Espalda contra espalda
La disposición física de Legutiano y la casa cuartel es el símbolo perfecto de la brecha abisal que separa a los vecinos de los guardias civiles y sus familias
Actualizado: GuardarEn Legutiano, las casas se erigen a espaldas de la Benemérita y su casa cuartel, da la cara al pantano de Urrunaga. El desencuentro físico es el símbolo perfecto de la brecha abisal que separa a unos residentes de los otros. A los uniformados, de los civiles. A los que están de paso y a los que no. En Legutiano, los vecinos y los guardias civiles no se miran porque no se ven. Pero no siempre fue así.
En un viaje forzado a su niñez, allá por finales de los setenta, la memoria de Raúl -el nombre ficticio de un treintañero de la zona- le sitúa en el colegio comarcal Santa Engracia, en el mismo Legutiano.
«Allí», evoca, «confluíamos todos, los hijos de los guardias civiles, los de los 'otros' y los 'normales'. Los primeros eran de Cádiz o de Jaén y era divertido, exótico, oírles hablar con tanta zeta.

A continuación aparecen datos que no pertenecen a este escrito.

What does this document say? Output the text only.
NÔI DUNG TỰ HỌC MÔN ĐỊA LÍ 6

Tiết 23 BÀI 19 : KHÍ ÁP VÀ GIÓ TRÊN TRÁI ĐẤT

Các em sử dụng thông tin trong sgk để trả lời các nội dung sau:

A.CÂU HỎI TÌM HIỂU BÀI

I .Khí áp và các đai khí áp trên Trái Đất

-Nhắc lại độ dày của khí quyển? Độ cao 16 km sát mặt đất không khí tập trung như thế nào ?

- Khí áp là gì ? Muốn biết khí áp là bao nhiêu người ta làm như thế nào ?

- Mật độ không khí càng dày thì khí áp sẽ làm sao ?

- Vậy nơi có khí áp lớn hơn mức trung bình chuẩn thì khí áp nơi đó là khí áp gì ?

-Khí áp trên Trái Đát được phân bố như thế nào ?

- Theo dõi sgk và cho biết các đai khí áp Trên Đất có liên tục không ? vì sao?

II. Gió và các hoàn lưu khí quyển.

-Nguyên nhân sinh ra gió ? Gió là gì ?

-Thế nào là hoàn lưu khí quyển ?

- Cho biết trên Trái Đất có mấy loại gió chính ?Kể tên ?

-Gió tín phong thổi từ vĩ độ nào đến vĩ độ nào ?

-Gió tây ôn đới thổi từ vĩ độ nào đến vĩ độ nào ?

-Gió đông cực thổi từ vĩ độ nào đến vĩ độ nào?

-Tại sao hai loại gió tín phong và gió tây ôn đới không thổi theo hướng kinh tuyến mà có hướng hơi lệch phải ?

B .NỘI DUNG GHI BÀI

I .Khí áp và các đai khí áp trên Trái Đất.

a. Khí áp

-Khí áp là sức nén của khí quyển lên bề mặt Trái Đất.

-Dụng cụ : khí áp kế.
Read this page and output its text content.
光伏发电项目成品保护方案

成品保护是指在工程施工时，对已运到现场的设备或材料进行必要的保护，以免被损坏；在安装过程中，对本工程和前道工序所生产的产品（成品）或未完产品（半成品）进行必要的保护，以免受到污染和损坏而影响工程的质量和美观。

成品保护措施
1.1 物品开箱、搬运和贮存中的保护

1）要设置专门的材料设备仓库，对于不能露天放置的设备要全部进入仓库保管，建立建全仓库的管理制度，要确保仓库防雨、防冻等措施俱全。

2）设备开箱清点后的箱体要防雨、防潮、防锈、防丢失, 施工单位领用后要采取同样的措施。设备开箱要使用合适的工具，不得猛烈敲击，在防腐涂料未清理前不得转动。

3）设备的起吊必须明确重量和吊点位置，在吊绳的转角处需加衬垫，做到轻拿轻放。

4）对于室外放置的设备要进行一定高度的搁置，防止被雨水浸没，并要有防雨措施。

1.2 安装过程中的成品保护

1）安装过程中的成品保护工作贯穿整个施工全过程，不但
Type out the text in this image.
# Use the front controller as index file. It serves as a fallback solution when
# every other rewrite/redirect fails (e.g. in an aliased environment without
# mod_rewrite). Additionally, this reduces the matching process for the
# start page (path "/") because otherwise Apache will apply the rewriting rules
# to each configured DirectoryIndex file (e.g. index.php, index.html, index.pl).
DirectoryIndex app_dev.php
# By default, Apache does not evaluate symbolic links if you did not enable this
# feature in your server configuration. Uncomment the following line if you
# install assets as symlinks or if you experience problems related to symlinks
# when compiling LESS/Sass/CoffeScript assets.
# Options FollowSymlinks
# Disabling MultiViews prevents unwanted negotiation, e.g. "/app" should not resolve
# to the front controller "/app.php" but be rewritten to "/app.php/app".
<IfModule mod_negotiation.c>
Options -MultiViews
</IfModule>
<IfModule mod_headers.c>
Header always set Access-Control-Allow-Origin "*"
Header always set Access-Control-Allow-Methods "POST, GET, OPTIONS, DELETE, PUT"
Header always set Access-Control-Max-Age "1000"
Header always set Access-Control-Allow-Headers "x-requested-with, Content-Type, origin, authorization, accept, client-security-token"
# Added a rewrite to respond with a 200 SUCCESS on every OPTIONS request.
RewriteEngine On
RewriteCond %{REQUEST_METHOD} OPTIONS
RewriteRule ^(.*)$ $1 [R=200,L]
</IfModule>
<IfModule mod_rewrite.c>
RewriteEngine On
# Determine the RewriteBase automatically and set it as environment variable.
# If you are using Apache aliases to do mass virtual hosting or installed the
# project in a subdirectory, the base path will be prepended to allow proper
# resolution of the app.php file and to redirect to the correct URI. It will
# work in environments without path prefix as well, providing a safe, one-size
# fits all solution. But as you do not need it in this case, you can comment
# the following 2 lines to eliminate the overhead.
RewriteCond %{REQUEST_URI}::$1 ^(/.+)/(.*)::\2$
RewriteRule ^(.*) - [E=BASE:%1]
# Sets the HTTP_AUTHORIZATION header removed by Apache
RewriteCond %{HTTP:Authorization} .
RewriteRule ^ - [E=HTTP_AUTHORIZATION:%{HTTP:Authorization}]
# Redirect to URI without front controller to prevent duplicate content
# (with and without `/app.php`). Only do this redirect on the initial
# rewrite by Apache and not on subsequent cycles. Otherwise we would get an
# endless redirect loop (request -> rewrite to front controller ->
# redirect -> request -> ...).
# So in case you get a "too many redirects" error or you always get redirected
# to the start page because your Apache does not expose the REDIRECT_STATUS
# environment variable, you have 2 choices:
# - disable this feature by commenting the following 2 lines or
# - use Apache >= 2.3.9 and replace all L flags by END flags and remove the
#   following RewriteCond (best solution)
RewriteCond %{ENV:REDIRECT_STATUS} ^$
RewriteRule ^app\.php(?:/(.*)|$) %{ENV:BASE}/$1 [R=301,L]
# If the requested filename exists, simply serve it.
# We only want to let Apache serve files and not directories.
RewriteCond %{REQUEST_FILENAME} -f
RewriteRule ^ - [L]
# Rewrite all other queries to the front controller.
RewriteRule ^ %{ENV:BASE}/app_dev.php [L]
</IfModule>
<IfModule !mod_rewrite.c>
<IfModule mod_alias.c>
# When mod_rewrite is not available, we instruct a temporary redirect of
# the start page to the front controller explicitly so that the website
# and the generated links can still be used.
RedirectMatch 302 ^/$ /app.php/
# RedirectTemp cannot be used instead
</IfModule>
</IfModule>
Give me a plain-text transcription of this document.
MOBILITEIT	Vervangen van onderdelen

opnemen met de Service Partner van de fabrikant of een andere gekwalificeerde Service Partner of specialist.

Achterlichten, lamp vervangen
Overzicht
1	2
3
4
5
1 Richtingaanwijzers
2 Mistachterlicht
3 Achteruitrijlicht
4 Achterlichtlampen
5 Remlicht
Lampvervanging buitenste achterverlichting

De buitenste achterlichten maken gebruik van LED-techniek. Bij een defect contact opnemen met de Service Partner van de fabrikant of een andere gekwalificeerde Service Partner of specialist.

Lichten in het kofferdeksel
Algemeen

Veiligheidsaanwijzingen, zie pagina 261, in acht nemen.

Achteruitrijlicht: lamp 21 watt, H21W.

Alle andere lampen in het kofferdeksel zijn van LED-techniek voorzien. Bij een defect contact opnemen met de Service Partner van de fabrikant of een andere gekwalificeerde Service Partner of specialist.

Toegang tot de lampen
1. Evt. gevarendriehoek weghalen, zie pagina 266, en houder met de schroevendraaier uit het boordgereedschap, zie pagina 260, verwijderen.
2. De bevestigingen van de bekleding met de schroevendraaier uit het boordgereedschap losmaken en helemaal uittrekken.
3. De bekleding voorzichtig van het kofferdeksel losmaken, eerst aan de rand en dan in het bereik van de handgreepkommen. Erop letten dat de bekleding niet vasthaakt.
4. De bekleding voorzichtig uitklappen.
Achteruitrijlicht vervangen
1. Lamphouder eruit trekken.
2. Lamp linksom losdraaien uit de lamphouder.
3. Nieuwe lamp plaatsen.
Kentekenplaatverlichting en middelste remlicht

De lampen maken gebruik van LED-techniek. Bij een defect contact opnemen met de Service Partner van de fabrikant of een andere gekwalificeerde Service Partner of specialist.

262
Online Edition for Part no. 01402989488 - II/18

Algunos íbamos al cuartel a jugar. Tenían una máquina de petacos en la que las partidas salían gratis. Los 'otros', contaban que habían ido a Francia a ver a un primo o a un tío 'refugiado', que de paso habían ido al dentista, porque era más barato, o que habían comprado aspirinas, porque eran mejores. En el patio nos juntábamos todos». Aún eran críos y, como tales, ajenos a cualquier trastienda. «Recuerdo que un día mis amigos de la casa-cuartel llegaron a la escuela con casquillos, como si tal cosa. Habían sufrido un tiroteo. A mi aquello me sonaba al Oeste y a 'Fort Apache'».
Los duros ochenta
Los duros ochenta revelarían a unos y a otros que nada era de película. Ni las balas, ni las pintadas. Y sería para siempre. Raúl cita como uno de los principales puntos de inflexión de aquel cambio la introducción del modelo B en el colegio de Legutiano. «A partir de ese momento, los hijos de los guardias civiles dejaron de asistir. Es normal, para cuatro o cinco años que iban a quedarse preferían ir a Vitoria y estudiar en castellano».
Hubo más. El proceso de euskaldunización de Legutiano, una localidad formada en buena medida por emigrantes atraídos por el emergente poderío industrial de la zona, «las detenciones», «la movilización cada vez más intensa de los familiares de los presos» y el asesinato en 1986 de un teniente coronel cuando salía de un restaurante de la localidad alavesa «terminaron por enrarecer el ambiente. Se radicalizó». «Y ya nada volvió a ser lo mismo», cuenta el treintañero.
La fisura trazada entre el pueblo y la Benemérita, imaginaria pero infranqueable, como en muchas de las otras 28 casas cuarteles que conserva aún el País Vasco, ha terminado por aislar a unos de otros, los uniformados, de los civiles. «Incluso en la festividad del Jueves de Lardero, en la que los chavales van a pedir por las casas, se dejó de ir allí. Nosotros les volvimos la espalda y ellos se encerraron en su casa cuartel. Tiene que ser muy duro vivir así. Y muy triste. Estoy convencido de que la mayor parte del pueblo no se siente a gusto con el vacío que les hacemos», agrega dolido.
Sin saneamiento
En ocasiones, el vacío llegaría cargado de odio, como cuando a finales de los noventa, Ramón López de Bergara, hermano de uno de los jefes de los comandos de la reserva de ETA y entonces alcalde de Legutiano por EH, se opuso a arreglar el saneamiento del cuartel. Una decisión finalmente truncada por los votos de PNV y EA e inspirada en la consigna lanzada en esos días por el portavoz de la formación radical, Arnaldo Otegi: «Vamos a exigir que se marchen quienes vinieron a hacer la guerra».
En Legutiano, la brecha abisal que separa el monte del pantano de Urrunaga sólo se desvanece en algunos casos. Tan contados como clandestinos. «A mí un comandante del puesto me ayudó a buscar trabajo», contaba ayer un vecino anónimo pero agradecido.